Camera calibration is the process of estimating the cameras parameters. It can either refer to the intrinsic parameters or the extrinsic parameters. Intrinsic parameters deal with camera specific features such as its focal length, skew, distortion, and image center. Extrinsic parameters describe its position and orientation in the world. For the remainder of this page we will focus on estimating intrinsic parameters.

BoofCV provides several software tools and support for different calibration target types. In a typical scenario calibration will be done by viewing a calibration target from different locations and orientations. Calibration points are then detected in these images. Since the geometry of the calibration target is known the cameras intrinsic parameters can be estimated to a high level of accuracy.

The most common way to calibrate a camera is using planar calibration targets with squares on them. BoofCV provides support for two different types of planar calibration targets with different patterns of squares on them, chess board and square grid. The code itself can be reused to detect similar types of application specific calibration targets.

CALIBRATION IS STILL A WORK IN PROGRESS

See the note above? You have been warned. The API is in flux and will not be discussed in detail. So far the results are a bit less accurate than expected, but good enough to remove most of the radial distortion. To judge for yourself take a look at the last applet below which estimates the calibration parameters.

Applet List

While instructions are not yet provided, you can still view the code and figure out how to calibrate a camera using BoofCV. Just look at the classes inside of the boofcv.alg.geo.calibration package

Why Work in Progress?

Calibration is very much a work in progress because the API is still immature and the accuracy is a bit less than expected. These preliminary results typically have a mean residual error between 0.2 and 0.5 pixels across the calibration image. Which is within the typical range, but what makes the results some what suspect is how much variance there is between different datasets taken from the same camera.

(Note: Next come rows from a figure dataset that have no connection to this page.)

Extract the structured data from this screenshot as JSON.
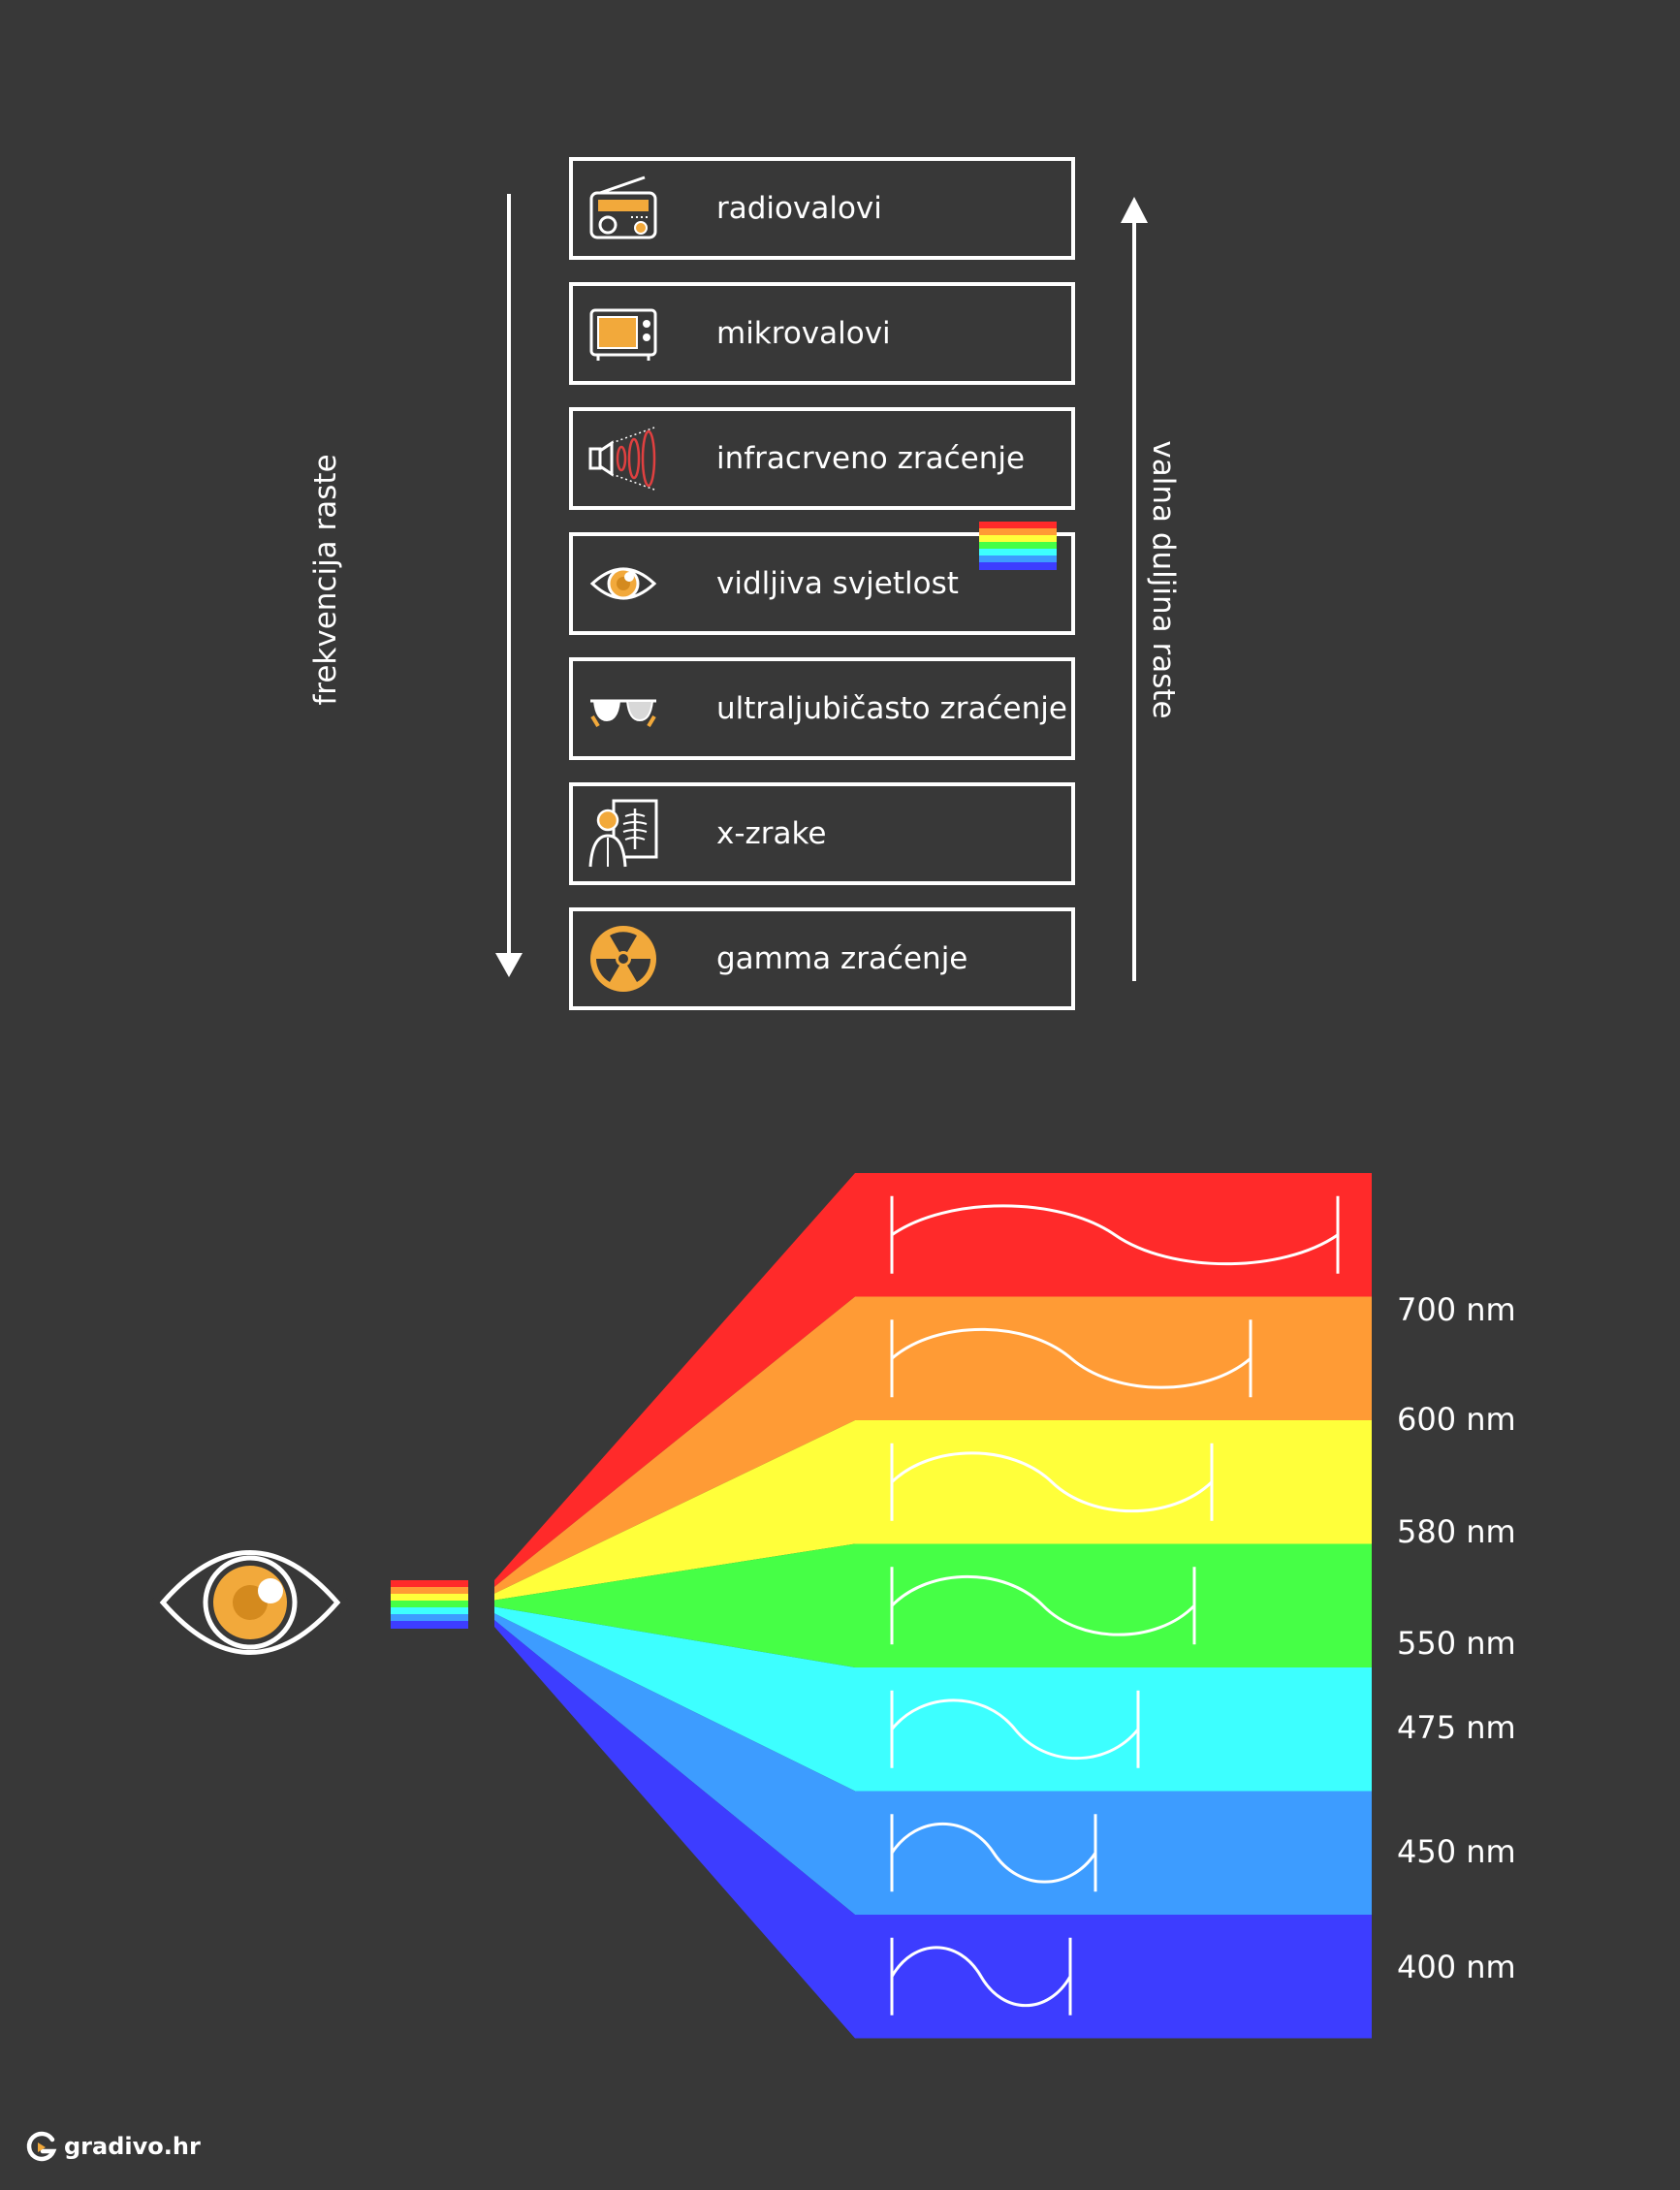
{
  "axis_labels": {
    "frequency": "frekvencija raste",
    "wavelength": "valna duljina raste"
  },
  "spectrum_boxes": [
    {
      "label": "radiovalovi",
      "icon": "radio-icon"
    },
    {
      "label": "mikrovalovi",
      "icon": "microwave-icon"
    },
    {
      "label": "infracrveno zraćenje",
      "icon": "infrared-icon"
    },
    {
      "label": "vidljiva svjetlost",
      "icon": "eye-icon"
    },
    {
      "label": "ultraljubičasto zraćenje",
      "icon": "sunglasses-icon"
    },
    {
      "label": "x-zrake",
      "icon": "xray-icon"
    },
    {
      "label": "gamma zraćenje",
      "icon": "radiation-icon"
    }
  ],
  "visible_light": {
    "bands": [
      {
        "color": "#ff2a2a"
      },
      {
        "color": "#ff9b35"
      },
      {
        "color": "#ffff3a"
      },
      {
        "color": "#46ff46"
      },
      {
        "color": "#3dffff"
      },
      {
        "color": "#3d9cff"
      },
      {
        "color": "#3d3dff"
      }
    ],
    "boundary_labels": [
      "700 nm",
      "600 nm",
      "580 nm",
      "550 nm",
      "475 nm",
      "450 nm",
      "400 nm"
    ]
  },
  "colors": {
    "background": "#383838",
    "accent": "#f2a93b",
    "stroke": "#ffffff"
  },
  "brand": "gradivo.hr"
}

To help validate its performance data provided on Zhengyou Zhang's website has been processed. This test highlighted two issues. 1) The interest points provided by Zhang produced better results than the ones produced by BoofCV. 2) Even when using Zhang's interest points the found calibration parameters were similar, but not exactly the same. Jean-Yves Bouguet's Matlab calibration suite is able to produce nearly identical results to what Zhang had found. In summary, what is currently in place now is a good start but has room for improvement in feature detection and parameter optimization.

Calibration Targets

Fully automatic algorithms are provided for detecting the two types of calibration grids above. Calibration points are located at different locations on each target type. For the chess board pattern only the interior corners are used while for the square grid pattern all corner points are used.